Hidden beneath the waves of the Tyrrhenian Sea near southwestern Italy lies a newfound volcanic mosaic dotted with geothermal chimneys and flat-topped seamounts.
This complex is new to both science and the planet, geologically speaking; it’s only about 780,000 years old. Scientists aren’t particularly surprised to find volcanism in the region, which is home to active volcanoes like Mount Vesuvius and Mount Etna. But the new complex is unusual because it was created by a rare kind of fault, said study leader Fabrizio Pepe, a geophysicist at the University of Palermo, in Italy.
“This is a very complex area,” Pepe told Live Science.
The western Mediterranean is seismically restless because of the collision of three tectonic plates: the African, the Eurasian and the Anatolian. Making matters more complex is a small chunk of crust called the Adriatic-Ionian microplate, which broke off of the African Plate more than 65 million years ago and is now being pushed under the larger Eurasian Plate in a process called subduction.

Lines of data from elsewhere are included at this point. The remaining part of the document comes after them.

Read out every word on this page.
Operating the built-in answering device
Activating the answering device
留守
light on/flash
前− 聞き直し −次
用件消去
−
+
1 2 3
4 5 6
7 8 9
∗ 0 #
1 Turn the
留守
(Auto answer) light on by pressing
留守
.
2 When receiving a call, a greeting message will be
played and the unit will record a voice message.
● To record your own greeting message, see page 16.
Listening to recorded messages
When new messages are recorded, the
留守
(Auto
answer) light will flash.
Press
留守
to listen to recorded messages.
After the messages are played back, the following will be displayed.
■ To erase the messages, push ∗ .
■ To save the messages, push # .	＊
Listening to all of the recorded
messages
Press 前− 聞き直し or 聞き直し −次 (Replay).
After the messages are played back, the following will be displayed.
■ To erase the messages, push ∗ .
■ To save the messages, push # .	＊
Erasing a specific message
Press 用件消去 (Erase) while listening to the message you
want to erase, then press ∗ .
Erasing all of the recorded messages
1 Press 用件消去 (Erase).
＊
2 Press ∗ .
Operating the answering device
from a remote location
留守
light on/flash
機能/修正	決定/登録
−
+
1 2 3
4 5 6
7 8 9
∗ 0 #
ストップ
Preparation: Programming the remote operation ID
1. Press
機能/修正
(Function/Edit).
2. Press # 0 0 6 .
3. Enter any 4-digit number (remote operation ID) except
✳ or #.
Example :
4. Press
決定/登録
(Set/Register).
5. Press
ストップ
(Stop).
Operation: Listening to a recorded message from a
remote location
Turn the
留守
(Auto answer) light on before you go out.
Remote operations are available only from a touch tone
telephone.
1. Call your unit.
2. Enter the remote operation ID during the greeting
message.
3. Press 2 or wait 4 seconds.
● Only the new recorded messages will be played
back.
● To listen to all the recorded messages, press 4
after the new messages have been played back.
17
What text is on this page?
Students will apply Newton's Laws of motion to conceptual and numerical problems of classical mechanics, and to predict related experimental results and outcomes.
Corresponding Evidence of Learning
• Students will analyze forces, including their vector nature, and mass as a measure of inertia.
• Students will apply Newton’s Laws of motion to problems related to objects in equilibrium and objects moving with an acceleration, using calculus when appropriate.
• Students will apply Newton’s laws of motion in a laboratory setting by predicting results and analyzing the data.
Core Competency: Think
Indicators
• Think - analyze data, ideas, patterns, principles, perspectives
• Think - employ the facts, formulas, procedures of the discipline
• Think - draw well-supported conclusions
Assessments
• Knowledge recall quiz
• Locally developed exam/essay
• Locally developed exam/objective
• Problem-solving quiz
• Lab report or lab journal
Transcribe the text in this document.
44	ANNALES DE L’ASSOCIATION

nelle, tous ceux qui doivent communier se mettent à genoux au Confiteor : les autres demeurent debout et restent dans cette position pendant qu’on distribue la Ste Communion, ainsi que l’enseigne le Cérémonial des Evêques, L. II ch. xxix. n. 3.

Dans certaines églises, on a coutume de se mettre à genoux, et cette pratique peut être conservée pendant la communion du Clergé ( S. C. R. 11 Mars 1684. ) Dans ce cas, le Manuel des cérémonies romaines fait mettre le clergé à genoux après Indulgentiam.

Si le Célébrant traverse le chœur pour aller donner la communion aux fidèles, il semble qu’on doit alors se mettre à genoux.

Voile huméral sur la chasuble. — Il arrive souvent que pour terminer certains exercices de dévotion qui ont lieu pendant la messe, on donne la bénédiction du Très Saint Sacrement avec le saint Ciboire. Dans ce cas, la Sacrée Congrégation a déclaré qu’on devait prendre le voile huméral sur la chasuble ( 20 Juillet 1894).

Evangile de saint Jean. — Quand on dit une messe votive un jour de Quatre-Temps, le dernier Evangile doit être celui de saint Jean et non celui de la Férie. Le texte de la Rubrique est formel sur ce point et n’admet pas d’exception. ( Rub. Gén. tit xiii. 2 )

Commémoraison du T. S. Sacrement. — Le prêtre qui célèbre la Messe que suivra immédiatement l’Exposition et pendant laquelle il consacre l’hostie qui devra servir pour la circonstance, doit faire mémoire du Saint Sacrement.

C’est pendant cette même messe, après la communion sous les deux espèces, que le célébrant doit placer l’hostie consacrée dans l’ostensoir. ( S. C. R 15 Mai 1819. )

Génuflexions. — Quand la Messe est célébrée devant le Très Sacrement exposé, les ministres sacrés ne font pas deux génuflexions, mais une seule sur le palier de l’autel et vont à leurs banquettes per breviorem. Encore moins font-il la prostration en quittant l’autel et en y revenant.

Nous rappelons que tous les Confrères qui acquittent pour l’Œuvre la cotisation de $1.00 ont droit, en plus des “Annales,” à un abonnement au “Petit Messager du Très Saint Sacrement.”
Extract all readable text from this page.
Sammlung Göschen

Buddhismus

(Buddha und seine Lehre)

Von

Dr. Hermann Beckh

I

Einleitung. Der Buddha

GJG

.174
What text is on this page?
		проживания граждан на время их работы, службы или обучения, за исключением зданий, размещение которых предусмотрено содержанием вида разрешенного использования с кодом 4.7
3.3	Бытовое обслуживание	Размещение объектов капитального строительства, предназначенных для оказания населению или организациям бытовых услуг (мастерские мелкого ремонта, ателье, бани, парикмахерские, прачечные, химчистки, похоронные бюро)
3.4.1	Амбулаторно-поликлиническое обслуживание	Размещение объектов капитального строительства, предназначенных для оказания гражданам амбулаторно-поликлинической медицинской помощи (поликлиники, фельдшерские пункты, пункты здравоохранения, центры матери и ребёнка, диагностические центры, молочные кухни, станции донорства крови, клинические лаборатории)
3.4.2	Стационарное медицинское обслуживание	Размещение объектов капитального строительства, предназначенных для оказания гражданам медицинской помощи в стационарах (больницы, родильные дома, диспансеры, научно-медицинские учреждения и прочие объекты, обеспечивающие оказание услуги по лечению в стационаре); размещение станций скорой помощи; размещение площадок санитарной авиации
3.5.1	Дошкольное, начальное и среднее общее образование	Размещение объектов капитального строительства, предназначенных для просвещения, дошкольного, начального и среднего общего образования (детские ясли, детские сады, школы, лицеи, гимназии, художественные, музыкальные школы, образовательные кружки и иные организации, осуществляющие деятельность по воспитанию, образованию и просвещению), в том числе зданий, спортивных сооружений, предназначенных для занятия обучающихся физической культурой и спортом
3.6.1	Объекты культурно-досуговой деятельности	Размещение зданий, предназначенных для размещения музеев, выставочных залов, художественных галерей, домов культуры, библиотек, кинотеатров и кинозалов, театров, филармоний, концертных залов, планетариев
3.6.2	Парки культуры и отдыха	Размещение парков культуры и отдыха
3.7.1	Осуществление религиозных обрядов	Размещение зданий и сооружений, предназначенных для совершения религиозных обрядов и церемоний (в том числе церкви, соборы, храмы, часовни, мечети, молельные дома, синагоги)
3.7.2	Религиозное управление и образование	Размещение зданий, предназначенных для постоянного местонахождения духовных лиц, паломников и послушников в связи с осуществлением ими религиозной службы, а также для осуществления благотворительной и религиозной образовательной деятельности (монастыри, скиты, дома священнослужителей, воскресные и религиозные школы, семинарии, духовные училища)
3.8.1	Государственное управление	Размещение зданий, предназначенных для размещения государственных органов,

Mount Vesuvius is one of the volcanoes created by subduction.
Previously, scientists discovered a series of undersea volcanic arcs created by this tectonic unrest, starting near the Sardinian coast, with increasingly younger arcs southward and eastward. These arcs were like an arrow pointing ever farther eastward, prompting Pepe and his colleagues to search for an even younger arc about 9 miles (15 kilometers) off the coast of Calabria, called the “toe” of the “boot” of Italy.